Will the Economy be More Robust Next Year?

The real estate industry might have a reason to be cheerful in 2016.

Predicting the direction of the economy is a notoriously tricky business, but there are those who take a stab at it. If a report released by the University of Michigan on Thursday is correct, then the U.S. economy—and the real estate industry—will have reasons to be cheerful in 2016. Among other things, the report predicts that the national headline unemployment rate will drop below 5 percent for the first time since 2007 (it’s already almost there), and the U.S. economy will create 4.7 million jobs over the next two years—2.4 million jobs in 2016 and 2.3 million in 2017—after adding 2.9 million jobs this year.

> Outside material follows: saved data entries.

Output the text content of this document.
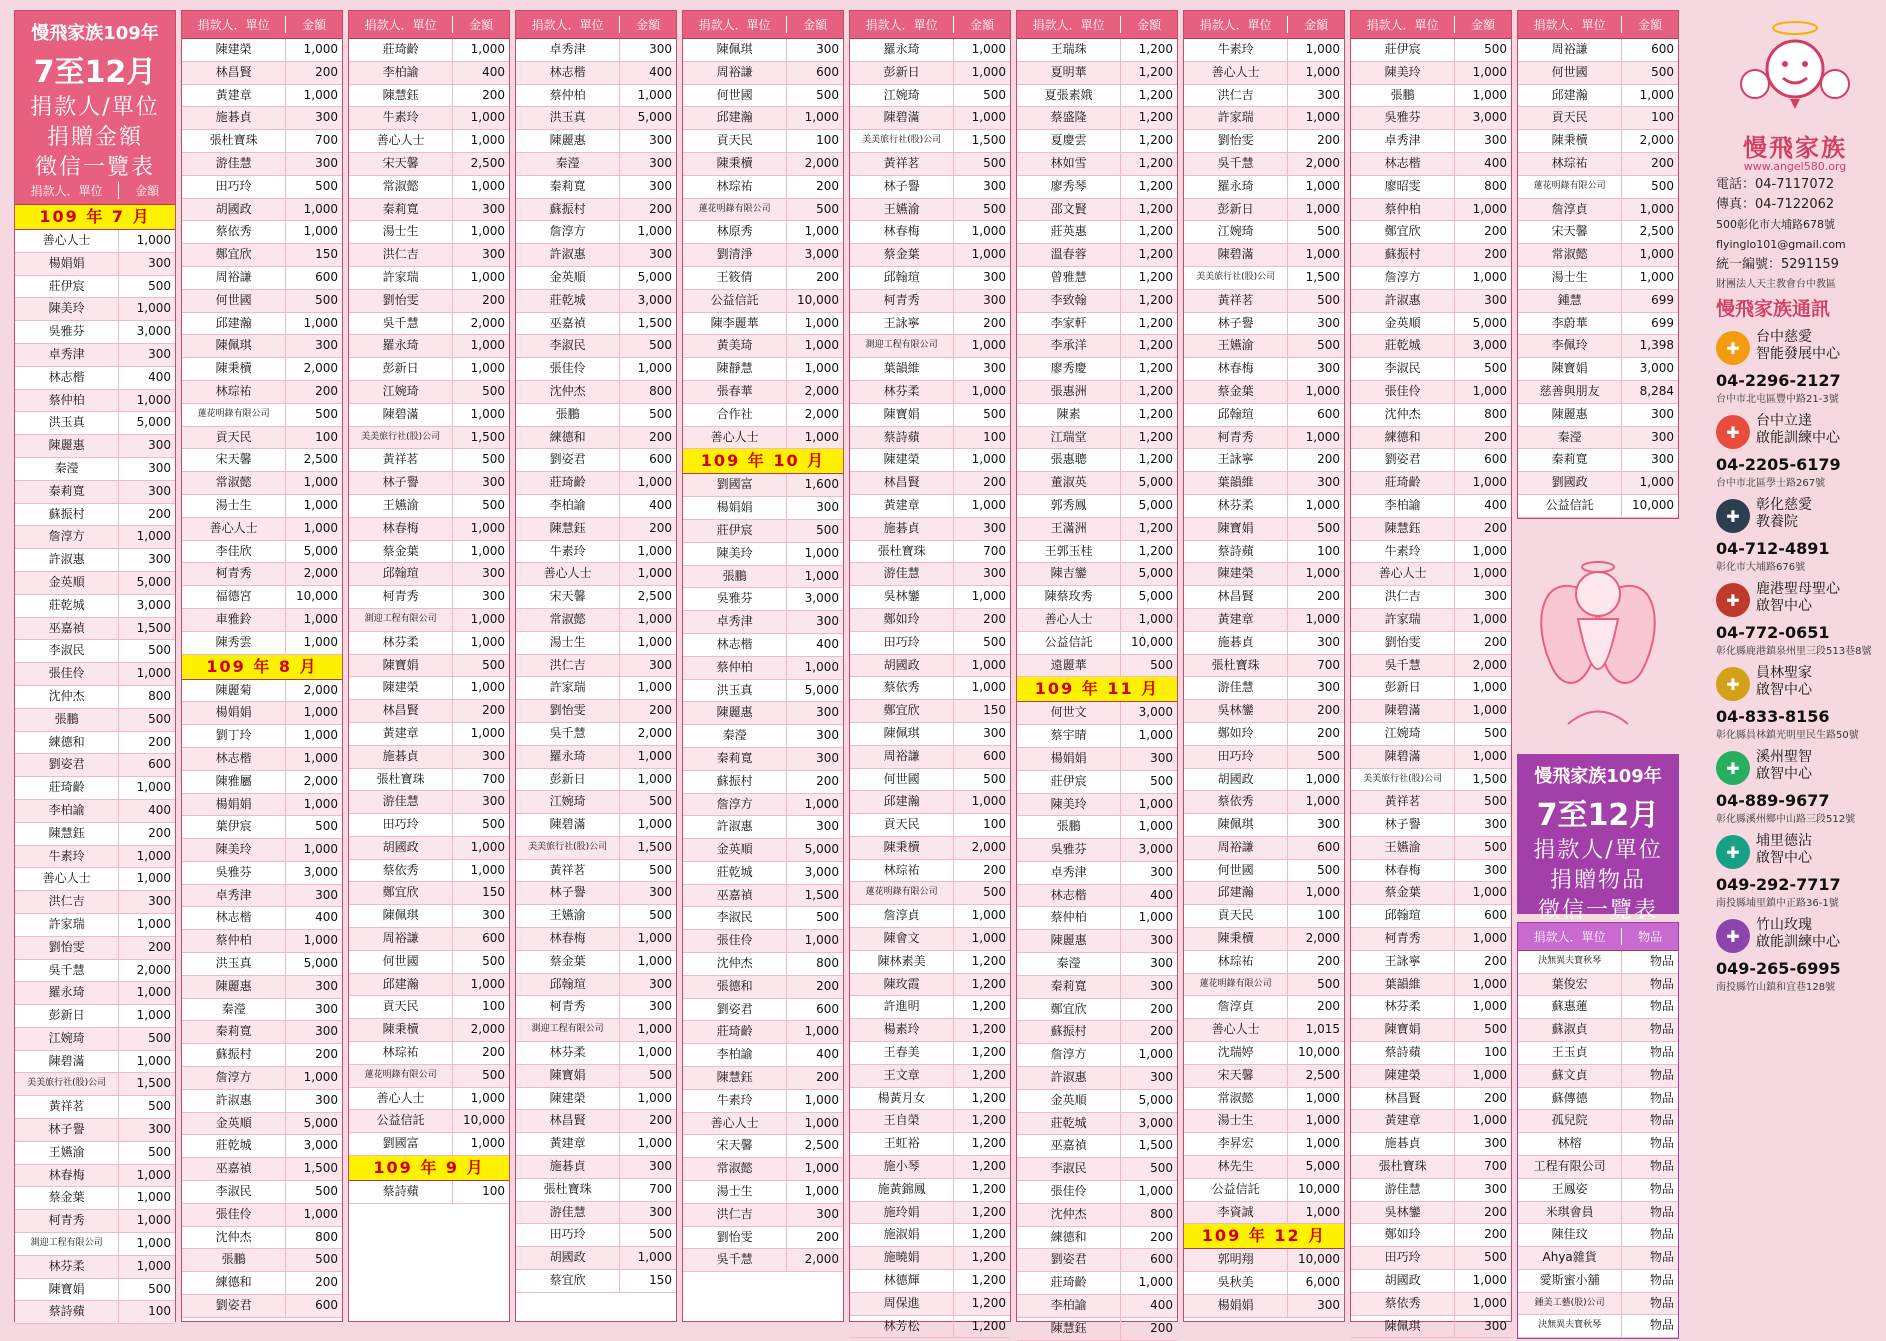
慢飛家族109年
7至12月
捐款人/單位
捐贈金額
徵信一覽表
捐款人．單位	金額
109 年 7 月
善心人士	1,000
楊娟娟	300
莊伊宸	500
陳美玲	1,000
吳雅芬	3,000
卓秀津	300
林志楷	400
蔡仲柏	1,000
洪玉真	5,000
陳麗惠	300
秦瀅	300
秦莉寬	300
蘇振村	200
詹淳方	1,000
許淑惠	300
金英順	5,000
莊乾城	3,000
巫嘉禎	1,500
李淑民	500
張佳伶	1,000
沈仲杰	800
張鵬	500
練德和	200
劉姿君	600
莊琦齡	1,000
李柏諭	400
陳慧鈺	200
牛素玲	1,000
善心人士	1,000
洪仁吉	300
許家瑞	1,000
劉怡雯	200
吳千慧	2,000
羅永琦	1,000
彭新日	1,000
江婉琦	500
陳碧滿	1,000
美美旅行社(股)公司	1,500
黃祥茗	500
林子譽	300
王嬿渝	500
林春梅	1,000
蔡金葉	1,000
柯青秀	1,000
測迎工程有限公司	1,000
林芬柔	1,000
陳寶娟	500
蔡詩蘋	100
捐款人．單位	金額
陳建榮	1,000
林昌賢	200
黃建章	1,000
施碁貞	300
張杜寶珠	700
游佳慧	300
田巧玲	500
胡國政	1,000
蔡依秀	1,000
鄭宜欣	150
周裕謙	600
何世國	500
邱建瀚	1,000
陳佩琪	300
陳秉櫝	2,000
林琮祐	200
蓮花明錄有限公司	500
貢天民	100
宋天馨	2,500
常淑懿	1,000
湯士生	1,000
善心人士	1,000
李佳欣	5,000
柯青秀	2,000
福德宮	10,000
車雅鈴	1,000
陳秀雲	1,000
109 年 8 月
陳麗菊	2,000
楊娟娟	1,000
劉丁玲	1,000
林志楷	1,000
陳雅屬	2,000
楊娟娟	1,000
葉伊宸	500
陳美玲	1,000
吳雅芬	3,000
卓秀津	300
林志楷	400
蔡仲柏	1,000
洪玉真	5,000
陳麗惠	300
秦瀅	300
秦莉寬	300
蘇振村	200
詹淳方	1,000
許淑惠	300
金英順	5,000
莊乾城	3,000
巫嘉禎	1,500
李淑民	500
張佳伶	1,000
沈仲杰	800
張鵬	500
練德和	200
劉姿君	600
捐款人．單位	金額
莊琦齡	1,000
李柏諭	400
陳慧鈺	200
牛素玲	1,000
善心人士	1,000
宋天馨	2,500
常淑懿	1,000
秦莉寬	300
湯士生	1,000
洪仁吉	300
許家瑞	1,000
劉怡雯	200
吳千慧	2,000
羅永琦	1,000
彭新日	1,000
江婉琦	500
陳碧滿	1,000
美美旅行社(股)公司	1,500
黃祥茗	500
林子譽	300
王嬿渝	500
林春梅	1,000
蔡金葉	1,000
邱翰瑄	300
柯青秀	300
測迎工程有限公司	1,000
林芬柔	1,000
陳寶娟	500
陳建榮	1,000
林昌賢	200
黃建章	1,000
施碁貞	300
張杜寶珠	700
游佳慧	300
田巧玲	500
胡國政	1,000
蔡依秀	1,000
鄭宜欣	150
陳佩琪	300
周裕謙	600
何世國	500
邱建瀚	1,000
貢天民	100
陳秉櫝	2,000
林琮祐	200
蓮花明錄有限公司	500
善心人士	1,000
公益信託	10,000
劉國富	1,000
109 年 9 月
蔡詩蘋	100
捐款人．單位	金額
卓秀津	300
林志楷	400
蔡仲柏	1,000
洪玉真	5,000
陳麗惠	300
秦瀅	300
秦莉寬	300
蘇振村	200
詹淳方	1,000
許淑惠	300
金英順	5,000
莊乾城	3,000
巫嘉禎	1,500
李淑民	500
張佳伶	1,000
沈仲杰	800
張鵬	500
練德和	200
劉姿君	600
莊琦齡	1,000
李柏諭	400
陳慧鈺	200
牛素玲	1,000
善心人士	1,000
宋天馨	2,500
常淑懿	1,000
湯士生	1,000
洪仁吉	300
許家瑞	1,000
劉怡雯	200
吳千慧	2,000
羅永琦	1,000
彭新日	1,000
江婉琦	500
陳碧滿	1,000
美美旅行社(股)公司	1,500
黃祥茗	500
林子譽	300
王嬿渝	500
林春梅	1,000
蔡金葉	1,000
邱翰瑄	300
柯青秀	300
測迎工程有限公司	1,000
林芬柔	1,000
陳寶娟	500
陳建榮	1,000
林昌賢	200
黃建章	1,000
施碁貞	300
張杜寶珠	700
游佳慧	300
田巧玲	500
胡國政	1,000
蔡宜欣	150
捐款人．單位	金額
陳佩琪	300
周裕謙	600
何世國	500
邱建瀚	1,000
貢天民	100
陳秉櫝	2,000
林琮祐	200
蓮花明錄有限公司	500
林原秀	1,000
劉清淨	3,000
王筱倩	200
公益信託	10,000
陳李麗華	1,000
黃美琦	1,000
陳靜慧	1,000
張春華	2,000
合作社	2,000
善心人士	1,000
109 年 10 月
劉國富	1,600
楊娟娟	300
莊伊宸	500
陳美玲	1,000
張鵬	1,000
吳雅芬	3,000
卓秀津	300
林志楷	400
蔡仲柏	1,000
洪玉真	5,000
陳麗惠	300
秦瀅	300
秦莉寬	300
蘇振村	200
詹淳方	1,000
許淑惠	300
金英順	5,000
莊乾城	3,000
巫嘉禎	1,500
李淑民	500
張佳伶	1,000
沈仲杰	800
張德和	200
劉姿君	600
莊琦齡	1,000
李柏諭	400
陳慧鈺	200
牛素玲	1,000
善心人士	1,000
宋天馨	2,500
常淑懿	1,000
湯士生	1,000
洪仁吉	300
劉怡雯	200
吳千慧	2,000
捐款人．單位	金額
羅永琦	1,000
彭新日	1,000
江婉琦	500
陳碧滿	1,000
美美旅行社(股)公司	1,500
黃祥茗	500
林子譽	300
王嬿渝	500
林春梅	1,000
蔡金葉	1,000
邱翰瑄	300
柯青秀	300
王詠寧	200
測迎工程有限公司	1,000
葉韻維	300
林芬柔	1,000
陳寶娟	500
蔡詩蘋	100
陳建榮	1,000
林昌賢	200
黃建章	1,000
施碁貞	300
張杜寶珠	700
游佳慧	300
吳林鑾	1,000
鄭如玲	200
田巧玲	500
胡國政	1,000
蔡依秀	1,000
鄭宜欣	150
陳佩琪	300
周裕謙	600
何世國	500
邱建瀚	1,000
貢天民	100
陳秉櫝	2,000
林琮祐	200
蓮花明錄有限公司	500
詹淳貞	1,000
陳會文	1,000
陳林素美	1,200
陳玫霞	1,200
許進明	1,200
楊素玲	1,200
王春美	1,200
王文章	1,200
楊黃月女	1,200
王自榮	1,200
王虹裕	1,200
施小琴	1,200
施黃錦鳳	1,200
施玲娟	1,200
施淑娟	1,200
施曉娟	1,200
林德輝	1,200
周保進	1,200
林芳松	1,200
捐款人．單位	金額
王瑞珠	1,200
夏明華	1,200
夏張素娥	1,200
蔡盛隆	1,200
夏慶雲	1,200
林如雪	1,200
廖秀琴	1,200
邵文賢	1,200
莊英惠	1,200
溫春蓉	1,200
曾雅慧	1,200
李致翰	1,200
李家軒	1,200
李承洋	1,200
廖秀慶	1,200
張惠洲	1,200
陳素	1,200
江瑞堂	1,200
張惠聰	1,200
董淑英	5,000
郭秀鳳	5,000
王滿洲	1,200
王郭玉桂	1,200
陳吉鑾	5,000
陳蔡玫秀	5,000
善心人士	1,000
公益信託	10,000
遠麗華	500
109 年 11 月
何世文	3,000
蔡宇晴	1,000
楊娟娟	300
莊伊宸	500
陳美玲	1,000
張鵬	1,000
吳雅芬	3,000
卓秀津	300
林志楷	400
蔡仲柏	1,000
陳麗惠	300
秦瀅	300
秦莉寬	300
鄭宜欣	200
蘇振村	200
詹淳方	1,000
許淑惠	300
金英順	5,000
莊乾城	3,000
巫嘉禎	1,500
李淑民	500
張佳伶	1,000
沈仲杰	800
練德和	200
劉姿君	600
莊琦齡	1,000
李柏諭	400
陳慧鈺	200
捐款人．單位	金額
牛素玲	1,000
善心人士	1,000
洪仁吉	300
許家瑞	1,000
劉怡雯	200
吳千慧	2,000
羅永琦	1,000
彭新日	1,000
江婉琦	500
陳碧滿	1,000
美美旅行社(股)公司	1,500
黃祥茗	500
林子譽	300
王嬿渝	500
林春梅	300
蔡金葉	1,000
邱翰瑄	600
柯青秀	1,000
王詠寧	200
葉韻維	300
林芬柔	1,000
陳寶娟	500
蔡詩蘋	100
陳建榮	1,000
林昌賢	200
黃建章	1,000
施碁貞	300
張杜寶珠	700
游佳慧	300
吳林鑾	200
鄭如玲	200
田巧玲	500
胡國政	1,000
蔡依秀	1,000
陳佩琪	300
周裕謙	600
何世國	500
邱建瀚	1,000
貢天民	100
陳秉櫝	2,000
林琮祐	200
蓮花明錄有限公司	500
詹淳貞	200
善心人士	1,015
沈瑞婷	10,000
宋天馨	2,500
常淑懿	1,000
湯士生	1,000
李昇宏	1,000
林先生	5,000
公益信託	10,000
李資誠	1,000
109 年 12 月
郭明翔	10,000
吳秋美	6,000
楊娟娟	300
捐款人．單位	金額
莊伊宸	500
陳美玲	1,000
張鵬	1,000
吳雅芬	3,000
卓秀津	300
林志楷	400
廖昭雯	800
蔡仲柏	1,000
鄭宜欣	200
蘇振村	200
詹淳方	1,000
許淑惠	300
金英順	5,000
莊乾城	3,000
李淑民	500
張佳伶	1,000
沈仲杰	800
練德和	200
劉姿君	600
莊琦齡	1,000
李柏諭	400
陳慧鈺	200
牛素玲	1,000
善心人士	1,000
洪仁吉	300
許家瑞	1,000
劉怡雯	200
吳千慧	2,000
彭新日	1,000
陳碧滿	1,000
江婉琦	500
陳碧滿	1,000
美美旅行社(股)公司	1,500
黃祥茗	500
林子譽	300
王嬿渝	500
林春梅	300
蔡金葉	1,000
邱翰瑄	600
柯青秀	1,000
王詠寧	200
葉韻維	1,000
林芬柔	1,000
陳寶娟	500
蔡詩蘋	100
陳建榮	1,000
林昌賢	200
黃建章	1,000
施碁貞	300
張杜寶珠	700
游佳慧	300
吳林鑾	200
鄭如玲	200
田巧玲	500
胡國政	1,000
蔡依秀	1,000
陳佩琪	300
捐款人．單位	金額
周裕謙	600
何世國	500
邱建瀚	1,000
貢天民	100
陳秉櫝	2,000
林琮祐	200
蓮花明錄有限公司	500
詹淳貞	1,000
宋天馨	2,500
常淑懿	1,000
湯士生	1,000
鍾慧	699
李蔚華	699
李佩玲	1,398
陳寶娟	3,000
慈善與朋友	8,284
陳麗惠	300
秦瀅	300
秦莉寬	300
劉國政	1,000
公益信託	10,000
慢飛家族109年
7至12月
捐款人/單位
捐贈物品
徵信一覽表
捐款人．單位	物品
決無異夫寶秋琴	物品
葉俊宏	物品
蘇惠蓮	物品
蘇淑貞	物品
王玉貞	物品
蘇文貞	物品
蘇傳德	物品
孤兒院	物品
林榕	物品
工程有限公司	物品
王鳳姿	物品
米琪會員	物品
陳佳玟	物品
Ahya雜貨	物品
愛斯蜜小舖	物品
鍾美工藝(股)公司	物品
決無異夫寶秋琴	物品
慢飛家族
www.angel580.org
電話：04-7117072
傳真：04-7122062
500彰化市大埔路678號
flyinglo101@gmail.com
統一編號：5291159
財團法人天主教會台中教區
慢飛家族通訊
✚
台中慈愛
智能發展中心
04-2296-2127
台中市北屯區豐中路21-3號
✚
台中立達
啟能訓練中心
04-2205-6179
台中市北區學士路267號
✚
彰化慈愛
教養院
04-712-4891
彰化市大埔路676號
✚
鹿港聖母聖心
啟智中心
04-772-0651
彰化縣鹿港鎮泉州里三段513巷8號
✚
員林聖家
啟智中心
04-833-8156
彰化縣員林鎮光明里民生路50號
✚
溪州聖智
啟智中心
04-889-9677
彰化縣溪州鄉中山路三段512號
✚
埔里德沾
啟智中心
049-292-7717
南投縣埔里鎮中正路36-1號
✚
竹山玫瑰
啟能訓練中心
049-265-6995
南投縣竹山鎮和宜巷128號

In fact, the report predicts that unemployment will fall to 4.9 percent next year and 4.6 percent in 2017. U.S. gross domestic product is expected to rise by 2.6 percent next year and 2.9 percent in 2017; not terrific, but better than this year (probably) and 2014, when the increase was 2.4 percent each year. Construction of new homes, both single-family and multifamily, will rise from 1.13 million units this year to 1.31 million next year and 1.47 million in 2017. Again, not terrific by historic standards, but a sizable improvement over the years after the recession.

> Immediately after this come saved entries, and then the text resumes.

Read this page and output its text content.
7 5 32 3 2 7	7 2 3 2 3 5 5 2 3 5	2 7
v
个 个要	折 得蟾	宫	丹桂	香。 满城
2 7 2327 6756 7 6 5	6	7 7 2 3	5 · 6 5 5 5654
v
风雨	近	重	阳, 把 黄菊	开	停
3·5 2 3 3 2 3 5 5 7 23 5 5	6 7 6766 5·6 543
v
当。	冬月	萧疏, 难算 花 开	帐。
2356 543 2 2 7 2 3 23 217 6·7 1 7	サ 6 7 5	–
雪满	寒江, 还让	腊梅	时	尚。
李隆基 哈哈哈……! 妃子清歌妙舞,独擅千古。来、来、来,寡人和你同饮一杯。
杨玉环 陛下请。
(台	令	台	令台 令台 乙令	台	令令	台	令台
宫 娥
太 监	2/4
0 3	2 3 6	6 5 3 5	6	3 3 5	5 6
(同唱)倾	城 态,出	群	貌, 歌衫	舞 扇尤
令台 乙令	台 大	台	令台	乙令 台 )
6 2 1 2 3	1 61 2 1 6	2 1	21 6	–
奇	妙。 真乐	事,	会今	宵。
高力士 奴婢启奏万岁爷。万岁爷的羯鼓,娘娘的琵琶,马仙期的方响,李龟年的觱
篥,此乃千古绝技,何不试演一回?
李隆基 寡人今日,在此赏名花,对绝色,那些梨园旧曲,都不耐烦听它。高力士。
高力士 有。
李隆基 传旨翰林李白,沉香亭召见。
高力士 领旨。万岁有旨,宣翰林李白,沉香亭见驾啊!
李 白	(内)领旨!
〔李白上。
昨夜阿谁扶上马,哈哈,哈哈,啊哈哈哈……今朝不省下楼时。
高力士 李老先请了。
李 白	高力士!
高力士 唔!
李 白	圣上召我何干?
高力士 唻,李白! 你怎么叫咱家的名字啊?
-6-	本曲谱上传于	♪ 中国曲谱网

The forecast report, which is produced annually by the university, was authored by Gabriel Ehrlich, Matthew Hall, Daniil Manaenkov, Ben Meiselman and Aditi Thapar at the Research Seminar in Quantitative Economics in UM’s Department of Economics. “That ordinary performance during 2015 masks a stronger domestic economy slowed by sluggish growth in its trading partners,” Manaenkov noted on the release of the report. “Labor market conditions are improving, wage growth is picking up again, vehicle sales are booming and the housing market is continuing its recovery.”

Also on Thursday, the Conference Board had its own bit of good news to release about the economy. Its Leading Economic Index (LEI) for the U.S. increased 0.6 percent in October to 124.1 (2010 = 100), following a 0.1 percent decline in September, and a 0.1 percent decline in August. “The U.S. LEI rose sharply in October, with the yield spread, stock prices, and building permits driving the increase,” said Ataman Ozyildirim, director of business cycles and growth research at The Conference Board, in a statement. “Despite lackluster third quarter growth, the economic outlook now appears to be improving…. the U.S. economy remains on track for continued expansion heading into 2016.”